In the first line, the name of the column was used, along with the index of the desired value, in the second line, the index of the column was used in double brackets, then the index of the value in single brackets. Then the second column was specified by omitting the first index in single brackets, again with a second index in single brackets. Finally, the same system shown for matrices or arrays will work. Note that only the first example will extract only the value. The others will return a factor object with a single value if that column was a factor object.

To extract more than one value, use a vector rather than a single integer.

> xdf$age[3:6]
> xdf$age[c(0,0,1,1,1,1)]

The vector can be explicit indices, as shown in the first line, or a vector of logicals that will return the elements corresponding to non-zero values.

Changing the value of a variable

The convention of aligning variables as columns and subject as rows is pretty well established and will be observed here unless specified otherwise. Say that you have one or more variables that you would like to normalize (i.e. transform so that each variable has a mean of 0 (zero) and a variance of 1 (one).

> mydata$myvar<-(mydata$myvar-mean(mydata$myvar))/sd(myvar)

The original myvar has been replaced by the normalized values. Numeric transformations like this are relatively simple, as are generating categories from continuous measurements:

> mydata$tertiaryed<-ifelse(mydata$yearseduc > 12,"Y","N")

or recategorizations of factors:

> mydata$tertiaryed<-ifelse(mydata$education == "UNI" || mydata$education == "COL","Y","N")

Notice how this time, the new values were stored in a new variable rather than overwriting the previous values. You can either append the new variable to the original data frame, as in the example, or just make it a separate variable. Obviously, if you want to save your data in a compact form for further analysis, appending makes it easier to manage.

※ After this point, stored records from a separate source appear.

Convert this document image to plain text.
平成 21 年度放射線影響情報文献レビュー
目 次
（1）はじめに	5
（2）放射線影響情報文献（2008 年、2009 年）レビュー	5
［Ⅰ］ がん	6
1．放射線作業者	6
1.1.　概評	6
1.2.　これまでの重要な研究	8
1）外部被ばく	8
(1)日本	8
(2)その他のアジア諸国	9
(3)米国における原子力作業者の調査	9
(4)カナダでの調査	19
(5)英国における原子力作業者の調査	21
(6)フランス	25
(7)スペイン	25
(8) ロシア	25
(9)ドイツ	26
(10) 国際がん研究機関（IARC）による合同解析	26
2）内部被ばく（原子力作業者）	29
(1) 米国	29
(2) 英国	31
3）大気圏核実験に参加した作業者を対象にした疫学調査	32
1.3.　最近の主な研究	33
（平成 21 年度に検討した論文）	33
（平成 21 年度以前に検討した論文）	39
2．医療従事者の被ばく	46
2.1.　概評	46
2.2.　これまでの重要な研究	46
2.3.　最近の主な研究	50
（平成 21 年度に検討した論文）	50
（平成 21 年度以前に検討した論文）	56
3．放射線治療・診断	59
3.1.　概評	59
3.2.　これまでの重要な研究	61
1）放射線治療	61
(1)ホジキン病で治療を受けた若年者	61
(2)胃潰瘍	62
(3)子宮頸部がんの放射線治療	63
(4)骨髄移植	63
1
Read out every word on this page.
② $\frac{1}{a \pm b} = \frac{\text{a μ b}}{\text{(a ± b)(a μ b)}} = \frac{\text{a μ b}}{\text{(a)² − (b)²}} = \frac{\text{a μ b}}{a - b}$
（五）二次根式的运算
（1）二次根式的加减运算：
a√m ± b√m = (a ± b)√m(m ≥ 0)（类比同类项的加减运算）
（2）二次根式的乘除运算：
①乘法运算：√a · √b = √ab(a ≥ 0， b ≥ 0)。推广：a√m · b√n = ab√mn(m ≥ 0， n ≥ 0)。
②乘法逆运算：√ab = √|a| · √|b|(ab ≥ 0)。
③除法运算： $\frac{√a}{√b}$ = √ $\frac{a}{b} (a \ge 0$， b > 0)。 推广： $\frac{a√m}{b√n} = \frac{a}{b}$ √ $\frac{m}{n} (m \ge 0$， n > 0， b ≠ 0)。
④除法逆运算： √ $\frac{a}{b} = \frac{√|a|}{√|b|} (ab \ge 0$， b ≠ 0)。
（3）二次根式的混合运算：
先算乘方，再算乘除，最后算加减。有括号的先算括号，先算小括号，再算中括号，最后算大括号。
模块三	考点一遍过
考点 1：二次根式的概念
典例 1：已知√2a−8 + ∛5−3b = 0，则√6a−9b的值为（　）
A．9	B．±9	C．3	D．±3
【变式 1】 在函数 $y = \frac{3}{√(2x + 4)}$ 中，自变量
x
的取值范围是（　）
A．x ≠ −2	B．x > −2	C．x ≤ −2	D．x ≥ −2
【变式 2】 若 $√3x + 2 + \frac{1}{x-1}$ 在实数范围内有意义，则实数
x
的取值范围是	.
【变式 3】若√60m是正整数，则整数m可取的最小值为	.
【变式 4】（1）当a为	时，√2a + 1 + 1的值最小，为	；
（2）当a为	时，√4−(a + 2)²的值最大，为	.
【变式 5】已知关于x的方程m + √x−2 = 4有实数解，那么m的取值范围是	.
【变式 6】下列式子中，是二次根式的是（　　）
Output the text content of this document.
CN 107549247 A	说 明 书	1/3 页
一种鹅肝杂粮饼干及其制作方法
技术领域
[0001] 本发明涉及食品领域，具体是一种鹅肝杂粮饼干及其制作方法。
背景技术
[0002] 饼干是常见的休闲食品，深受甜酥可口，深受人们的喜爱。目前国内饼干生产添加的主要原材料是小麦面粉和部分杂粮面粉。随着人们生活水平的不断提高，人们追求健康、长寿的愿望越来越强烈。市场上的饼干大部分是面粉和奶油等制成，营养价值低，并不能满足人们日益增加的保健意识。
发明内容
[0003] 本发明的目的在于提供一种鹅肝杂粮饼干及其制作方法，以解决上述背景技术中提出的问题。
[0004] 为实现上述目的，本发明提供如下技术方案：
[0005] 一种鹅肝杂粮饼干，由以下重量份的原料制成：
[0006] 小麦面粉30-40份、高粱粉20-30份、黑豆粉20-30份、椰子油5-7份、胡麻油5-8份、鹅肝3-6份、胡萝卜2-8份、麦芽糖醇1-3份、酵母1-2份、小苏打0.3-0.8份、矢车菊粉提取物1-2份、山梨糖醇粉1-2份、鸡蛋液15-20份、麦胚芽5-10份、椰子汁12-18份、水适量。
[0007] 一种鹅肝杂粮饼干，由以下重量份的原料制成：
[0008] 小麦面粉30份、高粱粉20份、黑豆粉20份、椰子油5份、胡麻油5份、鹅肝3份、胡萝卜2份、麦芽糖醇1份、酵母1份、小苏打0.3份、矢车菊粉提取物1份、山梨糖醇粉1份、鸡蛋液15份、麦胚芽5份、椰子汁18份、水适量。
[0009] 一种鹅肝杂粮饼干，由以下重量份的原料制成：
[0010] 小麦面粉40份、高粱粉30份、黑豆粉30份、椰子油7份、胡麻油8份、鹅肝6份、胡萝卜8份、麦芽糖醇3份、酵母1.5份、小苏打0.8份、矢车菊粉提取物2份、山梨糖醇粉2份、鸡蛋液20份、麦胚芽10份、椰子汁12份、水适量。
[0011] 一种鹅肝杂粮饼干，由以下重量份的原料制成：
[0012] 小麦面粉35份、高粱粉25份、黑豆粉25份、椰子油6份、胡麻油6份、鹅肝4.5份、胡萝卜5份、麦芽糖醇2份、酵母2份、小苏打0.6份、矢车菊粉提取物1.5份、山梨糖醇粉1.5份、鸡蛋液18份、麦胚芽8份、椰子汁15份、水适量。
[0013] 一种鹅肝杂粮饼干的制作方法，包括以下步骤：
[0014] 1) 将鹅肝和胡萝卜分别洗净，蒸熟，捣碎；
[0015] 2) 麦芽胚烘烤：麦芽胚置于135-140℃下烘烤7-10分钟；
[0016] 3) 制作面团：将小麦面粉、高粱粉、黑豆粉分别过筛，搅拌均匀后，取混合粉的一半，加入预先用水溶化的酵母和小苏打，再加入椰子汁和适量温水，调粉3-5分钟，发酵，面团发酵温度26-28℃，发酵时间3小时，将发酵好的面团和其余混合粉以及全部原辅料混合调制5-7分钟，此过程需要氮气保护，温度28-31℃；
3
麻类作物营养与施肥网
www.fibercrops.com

Dealing with NAs (missing values)

The NA (datum Not Available) is R's way of dealing with missing data. NAs can give you trouble unless you explicitly tell functions to ignore them, or pass the data through na.omit() (drop all NAs in the data) or na.exclude(). In some cases you may wish to give the NAs a specific value. For example, you may know that only non-smokers did not complete a "How many cigarettes?" item, and want to replace the NAs that were generated with zeros.

> mydata$ncigs[$ncigs)]<-0

Notice here that an equality test is not appropriate for NAs, because they don't equal anything. The function returns a vector of indices that correspond to the elements in mydata$ncigs that are NAs. Those elements are then replaced with zeros. You can also replace NAs with potentially more informative values by using a data imputation function.